The less detail and explanations given to the person with Alzheimer’s, the better. Don’t argue with your loved one about why the move is necessary or try to appeal to their sense of reason. Avoid trying to rationalize or making arguments to convince them of a position.
Some individuals may become upset if you explain that more help is needed than you can provide. If they are at a point in the illness that they’re unaware of any problems, their response may be one of confusion or anger.
It can be tempting to ask individuals what they would like to take with them. They most likely won’t be able to make these kinds of decisions and will instead react with increased anxiety and uneasiness.
You may need to make the choices for them. Consider what they like and dislike or what seems comforting to them. Framed photos of family members, a favorite quilt or knick-knack they’ve kept by their bed for years are usually the right items to bring.
If the day to move has arrived and your loved one becomes upset about leaving, don’t give in. Your decision was based on research, thoughtful consideration and sound judgment. You’ve found the best care possible so don’t go back on your decision.
It can be heartbreaking, but it will only become harder when you’ll need to revisit the subject again later on. Stay confident in your tone and actions, which can have a positive influence on your loved one. Although it can be difficult, hide your own emotions as your loved one may pick up on any uncertainty.
The fear of most families is that the individual will simply refuse to go and they won’t know what to do next. As discussed above, trying to list the reasons or giving logical arguments typically won’t work as they aren’t able to process that information.
You may want to use compassionate deception. Start by telling them they’ll only be gone for a few days. If needed later, let them know it will be for another week or two. Eventually they will adjust. Depending on their level of impairment, they may not remember they were supposed to go home – or may not be aware that they aren’t home.
Knowing how to tell a loved one about a move to memory care can be complicated. You’ve learned much since you began down the road of Alzheimer’s but it’s not an easy journey to take. Yet it’s important to remember that you’re not alone.
Your memory care community should also be a trusted resource for you and your family. Be sure to discuss with them their suggestions for how to talk to your loved one about moving and recommendations they have to make moving day easier.

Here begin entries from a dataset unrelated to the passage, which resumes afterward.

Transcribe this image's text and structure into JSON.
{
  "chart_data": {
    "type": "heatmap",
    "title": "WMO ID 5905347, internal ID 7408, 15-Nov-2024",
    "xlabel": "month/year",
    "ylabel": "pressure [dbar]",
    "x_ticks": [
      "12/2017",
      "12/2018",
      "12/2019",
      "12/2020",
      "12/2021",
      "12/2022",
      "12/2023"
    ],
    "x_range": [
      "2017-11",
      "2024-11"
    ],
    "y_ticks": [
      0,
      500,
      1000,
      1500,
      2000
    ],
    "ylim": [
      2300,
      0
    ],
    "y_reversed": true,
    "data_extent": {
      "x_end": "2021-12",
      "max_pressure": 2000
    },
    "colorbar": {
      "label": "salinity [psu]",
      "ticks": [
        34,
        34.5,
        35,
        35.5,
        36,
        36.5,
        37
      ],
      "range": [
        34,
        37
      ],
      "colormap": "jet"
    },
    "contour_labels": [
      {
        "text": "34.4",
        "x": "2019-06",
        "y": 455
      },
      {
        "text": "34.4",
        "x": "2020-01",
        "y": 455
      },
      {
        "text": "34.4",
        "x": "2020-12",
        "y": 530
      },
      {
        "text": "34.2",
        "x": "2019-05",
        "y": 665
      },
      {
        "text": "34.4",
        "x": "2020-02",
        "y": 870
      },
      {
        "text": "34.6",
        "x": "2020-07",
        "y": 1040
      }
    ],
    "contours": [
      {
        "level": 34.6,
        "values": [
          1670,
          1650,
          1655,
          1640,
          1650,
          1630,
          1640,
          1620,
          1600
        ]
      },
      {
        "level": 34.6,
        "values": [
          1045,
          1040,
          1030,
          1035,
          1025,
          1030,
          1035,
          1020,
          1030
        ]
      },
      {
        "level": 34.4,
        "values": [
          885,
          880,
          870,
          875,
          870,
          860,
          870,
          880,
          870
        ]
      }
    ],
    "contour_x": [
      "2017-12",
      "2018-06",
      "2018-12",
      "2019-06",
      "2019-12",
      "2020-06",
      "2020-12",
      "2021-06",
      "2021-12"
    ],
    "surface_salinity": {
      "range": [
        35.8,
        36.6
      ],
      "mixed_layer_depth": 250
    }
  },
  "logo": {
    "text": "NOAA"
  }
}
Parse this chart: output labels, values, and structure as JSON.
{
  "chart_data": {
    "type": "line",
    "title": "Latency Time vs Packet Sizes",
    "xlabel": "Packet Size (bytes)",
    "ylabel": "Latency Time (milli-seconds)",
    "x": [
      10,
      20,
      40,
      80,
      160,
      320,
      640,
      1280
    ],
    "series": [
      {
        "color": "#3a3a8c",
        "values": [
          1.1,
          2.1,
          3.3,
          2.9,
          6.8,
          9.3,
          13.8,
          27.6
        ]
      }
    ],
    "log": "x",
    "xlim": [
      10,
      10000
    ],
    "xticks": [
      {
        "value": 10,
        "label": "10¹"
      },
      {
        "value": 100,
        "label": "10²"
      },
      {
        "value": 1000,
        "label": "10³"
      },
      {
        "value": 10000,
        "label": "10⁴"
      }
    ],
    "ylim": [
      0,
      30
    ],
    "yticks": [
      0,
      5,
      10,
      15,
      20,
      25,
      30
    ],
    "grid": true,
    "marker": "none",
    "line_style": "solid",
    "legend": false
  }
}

Your loved one’s medical team is another good source as well as the Alzheimer’s Association who provide support group information. Learning what others have experienced and what worked for them can be helpful.
We understand the anxiety involved when moving a loved one to a memory care community. And we recognize that the conversations can be distressing for the entire family.
But we have helped many families cross this bridge. We hope these suggestions will help make the transition as easy as possible and we are here to offer our support and experience.